The Boston Diaries

The ongoing saga of a programmer who doesn't live in Boston, nor does he even like Boston, but yet named his weblog/journal “The Boston Diaries.”

Go figure.

Thursday, October 30, 2014

The Devil gets his due

Located at milepost 422.4 of the Blue Ridge Parkway, the Devil's Courthouse has a short but strenuous trail climbing a half mile to its peak with wonderful panoramic mountain views (see photo above). The mostly paved trail starts from the overlook parking area beside the mountain.

Devil's Courthouse, North Carolina

A “strenuous trail” it says. A “half mile to its peak” it says. “Mostly paved.”

Ha!

Strenuous for someone used to hiking mountain trails. Pure insanity for someone used to the flat paved parking lots of Florida.

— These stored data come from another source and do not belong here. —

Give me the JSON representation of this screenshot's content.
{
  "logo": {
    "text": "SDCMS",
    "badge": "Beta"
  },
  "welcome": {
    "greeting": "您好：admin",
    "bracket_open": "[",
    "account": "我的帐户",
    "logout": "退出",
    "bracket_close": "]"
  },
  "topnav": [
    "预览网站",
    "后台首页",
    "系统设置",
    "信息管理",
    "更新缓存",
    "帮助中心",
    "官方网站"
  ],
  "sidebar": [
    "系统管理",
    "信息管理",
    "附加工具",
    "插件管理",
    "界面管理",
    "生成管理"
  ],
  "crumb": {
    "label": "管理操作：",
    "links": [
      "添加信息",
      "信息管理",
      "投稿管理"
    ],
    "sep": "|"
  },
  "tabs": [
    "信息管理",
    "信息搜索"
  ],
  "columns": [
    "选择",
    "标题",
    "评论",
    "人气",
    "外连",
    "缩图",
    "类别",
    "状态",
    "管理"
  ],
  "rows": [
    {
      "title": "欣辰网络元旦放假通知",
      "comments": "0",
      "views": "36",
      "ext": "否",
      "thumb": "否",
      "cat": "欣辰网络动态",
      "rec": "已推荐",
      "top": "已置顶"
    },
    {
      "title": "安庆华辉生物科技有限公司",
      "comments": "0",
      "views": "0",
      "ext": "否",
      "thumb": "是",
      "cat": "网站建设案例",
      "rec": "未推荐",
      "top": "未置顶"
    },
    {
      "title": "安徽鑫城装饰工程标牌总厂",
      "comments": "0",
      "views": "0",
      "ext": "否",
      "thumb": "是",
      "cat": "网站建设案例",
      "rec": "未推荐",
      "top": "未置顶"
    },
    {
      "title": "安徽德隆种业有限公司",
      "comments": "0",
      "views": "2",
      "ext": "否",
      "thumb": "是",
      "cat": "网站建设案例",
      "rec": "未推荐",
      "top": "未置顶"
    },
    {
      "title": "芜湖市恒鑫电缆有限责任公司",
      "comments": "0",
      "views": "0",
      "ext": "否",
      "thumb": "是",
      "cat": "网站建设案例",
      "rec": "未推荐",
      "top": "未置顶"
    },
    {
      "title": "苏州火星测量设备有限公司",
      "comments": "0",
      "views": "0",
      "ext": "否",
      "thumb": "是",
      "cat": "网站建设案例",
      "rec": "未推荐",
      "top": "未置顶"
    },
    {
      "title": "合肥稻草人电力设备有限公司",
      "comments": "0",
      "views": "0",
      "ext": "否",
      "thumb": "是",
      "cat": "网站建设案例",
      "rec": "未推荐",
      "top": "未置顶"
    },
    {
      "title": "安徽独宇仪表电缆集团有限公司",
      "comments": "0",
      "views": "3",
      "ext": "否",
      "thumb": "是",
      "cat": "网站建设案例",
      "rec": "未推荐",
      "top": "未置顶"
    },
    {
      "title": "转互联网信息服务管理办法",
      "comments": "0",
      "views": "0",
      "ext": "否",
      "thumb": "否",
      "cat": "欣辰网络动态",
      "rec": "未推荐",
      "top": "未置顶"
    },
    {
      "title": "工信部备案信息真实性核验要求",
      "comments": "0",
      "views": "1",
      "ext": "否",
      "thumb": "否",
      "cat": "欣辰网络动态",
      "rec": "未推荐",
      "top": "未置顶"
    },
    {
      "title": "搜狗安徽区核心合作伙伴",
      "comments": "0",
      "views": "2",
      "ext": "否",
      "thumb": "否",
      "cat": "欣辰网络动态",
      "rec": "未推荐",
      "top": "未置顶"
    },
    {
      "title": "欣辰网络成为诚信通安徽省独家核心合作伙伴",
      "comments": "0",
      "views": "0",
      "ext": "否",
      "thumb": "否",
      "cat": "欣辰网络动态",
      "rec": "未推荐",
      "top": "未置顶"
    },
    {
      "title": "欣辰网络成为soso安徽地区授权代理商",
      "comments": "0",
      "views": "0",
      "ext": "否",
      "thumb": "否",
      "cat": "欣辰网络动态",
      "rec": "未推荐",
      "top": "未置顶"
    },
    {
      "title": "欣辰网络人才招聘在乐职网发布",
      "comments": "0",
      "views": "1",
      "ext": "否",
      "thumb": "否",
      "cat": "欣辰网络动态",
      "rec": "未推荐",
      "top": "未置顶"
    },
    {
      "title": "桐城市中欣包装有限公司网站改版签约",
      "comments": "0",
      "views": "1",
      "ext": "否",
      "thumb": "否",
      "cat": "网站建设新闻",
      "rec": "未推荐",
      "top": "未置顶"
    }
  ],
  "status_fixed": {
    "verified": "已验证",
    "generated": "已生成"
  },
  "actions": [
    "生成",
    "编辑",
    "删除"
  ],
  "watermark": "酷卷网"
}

Sure, it's mostly paved. I would say about two-thirds of the way up is paved, at an incline of 13° (I measured it with an app on my smartphone), which doesn't sound like much, but you try to walk over a quarter mile on a 13° incline. Every ten feet or so is a small bump across the paved path. I suspect it's to stop people when they stumble and start rolling downhill.

[Speed bumps on a foot path. What?]

The last third or so of the path is gravel and loose rocks at the same 13° incline, making a fun game of “Break the Ankle!” And then, when you think it can't get any worse—stairs!

[You have got to be kidding me!]

“Strenuous” indeed!


The day started out beautifully. Not a cloud in the sky, a bit brisk, and a leasurely drive out of Brevard, up US-276 North to the Blue Ridge Parkway. The drive along US-276 was an explosion of colors here and there—we definitely caught the tail end of Peak Leaf Season.

Once on the Blue Ridge Parkway, we stopped at the Pisgah Inn for lunch. Bunny ordered the Turkey, Brie and Apple Wrap with a side of pumpkin soup (“It's like slurping a pumpkin pie,” she said) and I ordered the char broiled whole trout, filleted tableside. It was quite delicious.

[He does this at least 300 times a year. And he's good at it.]

After lunch (desert—homemade blackberry cobbler), we headed south along the Blue Ridge Parkway towards the Devil's Courthouse. The drive was nerveracking. All I wanted to do was rubberneck at the passing vistas around every curve, but at the same time, I couldn't move my eyes off the road, lest I launch headlong into a cliff or worse, launch headlong off a cliff. Bunny was trying her best not to “Ohh” and “Ahh” too much.

[Ooh. Aah.]

We did stop a few times at some overlooks. At one, we caught two guys tracking a bear with hand-held radio equipment (it became clear that the bear must have been radio tagged) and a serious camera. Bunny and I never did see the bear.

Eventually, we reached our destination, The Devil's Courthouse.

[This is from our starting point. Our final destination is that mountain peak in the distance.]

Well, the base of The Devil's Courthouse. We still had that halfmile hike to contend with.


Once you reach the top, the view is spectacular!


You would think that once at the top, it would be easy going down. The stairs were hard, seeing how they were broken slabs of rough hewn rock. Then the gravel portion was tricky to keep your foot from shooting out from beneath you on loose gravel. But in an ironic twist, walking down that 13° paved incline was just as bad as going up. You have to lean back to keep from tumbling down, so your feet plop down at this extended angle that's tiring. It's a different tiring than trugding up the trail, but it's tiring nonetheless. I actually found it easier to walk backwards down the trail, but as Bunny mentioned, you can't see where you are going.

Did I mention that view?


Sean of the Shorn Locks

And because a few of you asked to see the results of my recent haircut, here you go:

[I had a few hairs cut.]

Taken as I rested on the never-ending half-mile mountain trail from Hell.


Extreme window displays, Brevard edition

Presented entirely without context (because I saw it entirely without context): a bear wearing a blonde wig.

[Do not ask why the bear is wearing a blonde wig. The bear does not need a reason to wear a blonde wig. Besides, would you just walk up to a bear wearing a blonde wig and ask?  Perhaps if you were Chuck Norris. Or Squirrel Girl. Then again, Squirrel Girl could kick Chuck Norris' butt, so of course she would ask. But you are neither Chuck Norris nor Squirrel Girl (probablistically speaking—I seriously doubt Chuck Norris or Squirrel Girl read my blog).]